Matthew on Nov 23, 2019 at 3:20 pm

Connelly and Kapty and all of the employees were really terrific citizens. Somebody will probably buy it.

Up 62 Down 1

Carl Friesen on Nov 23, 2019 at 11:44 am

TNTA has been one of the great companies in the history of Yukon business! Their reliability, safety, commitment to community based service and professionalism were their hallmarks. I raise my glass in memory of Gordon, Al & the others and to Arden and the many other TNTAers. Congratulations on wonderful work done.

Up 34 Down 37

Matthew on Nov 23, 2019 at 6:39 am

Sad really.. seems like yet another company closing due to government regulations.. just how far will it go before everyone working is working for the government.. and guess what, it's only going to get worse. Can thank carbon tax for that.

Up 31 Down 11

Moose on Nov 22, 2019 at 9:46 pm

Well that's a misleading headline. They are selling the business. That is much different from permanently closing. Lots of businesses change hands without folding. Even Minto mine recently.

Up 39 Down 3

K. Inner-Taylor on Nov 22, 2019 at 5:15 pm

Losing TNTA is a very sad thing. Having grown up here and living here, the loss of this Yukon grown and iconic business is very sad and disturbing.
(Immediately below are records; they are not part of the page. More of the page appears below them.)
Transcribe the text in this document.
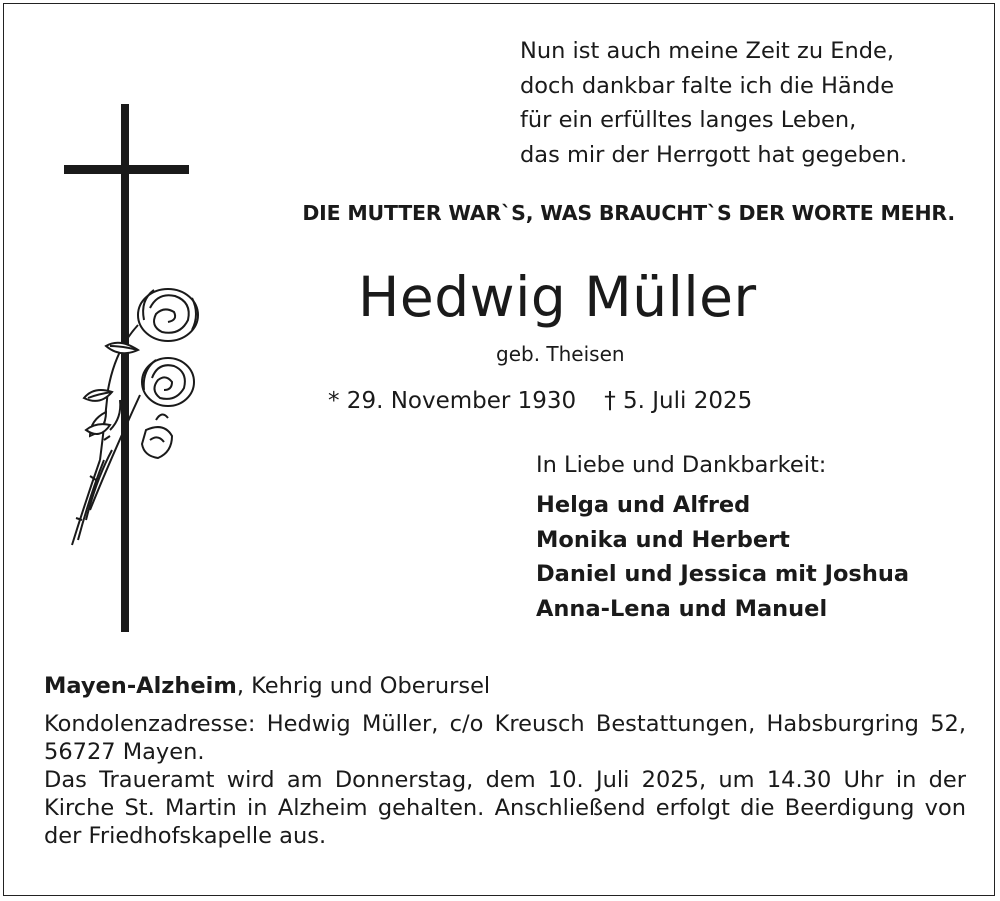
Nun ist auch meine Zeit zu Ende,
doch dankbar falte ich die Hände
für ein erfülltes langes Leben,
das mir der Herrgott hat gegeben.
DIE MUTTER WAR`S, WAS BRAUCHT`S DER WORTE MEHR.
Hedwig Müller
geb. Theisen
* 29. November 1930 † 5. Juli 2025
In Liebe und Dankbarkeit:
Helga und Alfred
Monika und Herbert
Daniel und Jessica mit Joshua
Anna-Lena und Manuel

Mayen-Alzheim, Kehrig und Oberursel

Kondolenzadresse: Hedwig Müller, c/o Kreusch Bestattungen, Habsburgring 52, 56727 Mayen.

Das Traueramt wird am Donnerstag, dem 10. Juli 2025, um 14.30 Uhr in der Kirche St. Martin in Alzheim gehalten. Anschließend erfolgt die Beerdigung von der Friedhofskapelle aus.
Not only will I miss them but our communities will miss them as well.

Up 27 Down 1

Ivan Whitticase on Nov 22, 2019 at 4:57 pm

Very sorry to hear about the possible closure, Trans North will be sadly missed. I spent several years working in the Yukon for Buffalo Airways when they had helicopters and often worked along side Trans North crews on fires etc. We always had a good working relationship.

Up 31 Down 4

Ozwald on Nov 22, 2019 at 4:21 pm

This company has had a romantic past with the north.